At the close of the financial year, the government did not secure any loans from savings certificates. Instead, it incurred a net outgoing expenditure of Tk 6,063 crore from the exchequer or through borrowing from the banking system. These funds were utilised for the repayment of interest and principal amounts, as well as for the redemption of savings bonds that had been sold earlier.
Analysis of the data in the last five financial years shows that the government took a net loan of Tk 46530 crores from savings bonds in the financial year 2017-18. In the next financial year (2018-19), the net debt increased to Tk 49939 crore. And in the fiscal year 2019-20, the government took a net loan of Tk 14,428 crore from savings bonds. In the 2020-21 fiscal year the government took Tk 41960 crore. In 2021-22 fiscal year, the government took a net loan of Tk 19916 crore from savings bonds.

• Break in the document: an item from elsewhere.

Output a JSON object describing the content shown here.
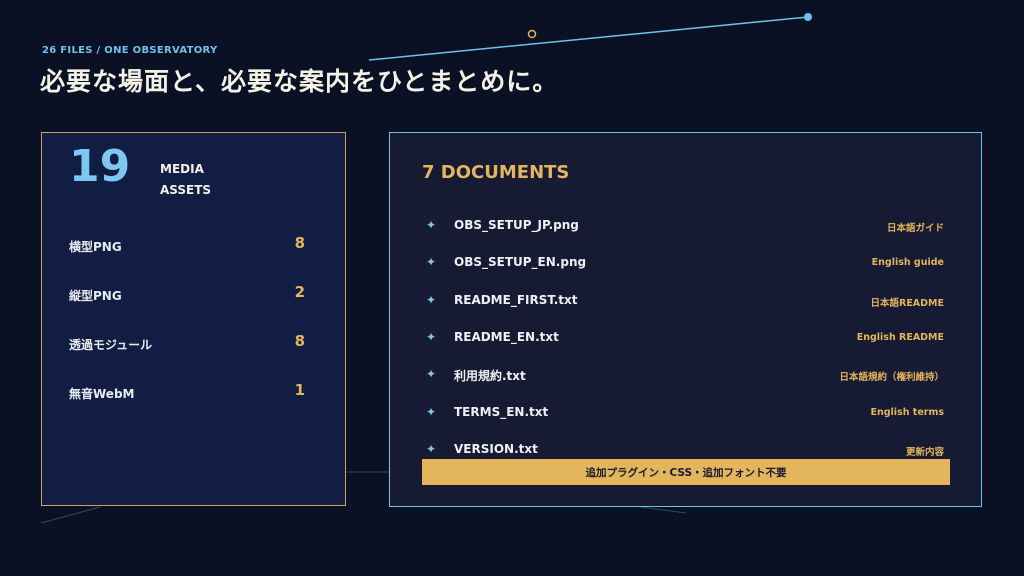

Depository receipts are now subject to certain conditions. It has become mandatory to obtain a certificate of return for investments in savings bonds exceeding 5 lakh taka. Additionally, starting from September 21 last year, the government has reduced the interest rate of all types of savings certificates by 2 percent for investments exceeding 15 lakh taka.
In December 2020, the investment limit for savings bonds was decreased. Moreover, the withholding tax rate on profits was raised from 5 percent to 10 percent effective from July 1, 2019. To prevent corruption or the acquisition of savings certificates with black money, a customer information database has been established.
Presently, there are four types of savings certificates available.
The interest rates for various savings bonds stand as follows: 11.52 percent for the five-year family savings bond, 11.76 percent for the five-year pensioner savings bond, 11.28 percent for the five-year profit-based savings bond, and 11.4 percent for the three-year and three-month profit-based savings bond. Despite undergoing reductions in interest rates through several rounds, savings bonds continue to offer higher returns compared to those provided by banks.
Bangladesh is currently grappling with an economic crisis exacerbated by the global financial downturn that commenced in 2022. Managing inflation has emerged as the government's foremost challenge, particularly over the past year. Consequently, despite facing financial difficulties, the government has refrained from borrowing from the central bank. Furthermore, the government has also curtailed the sale of savings certificates in response to these economic pressures.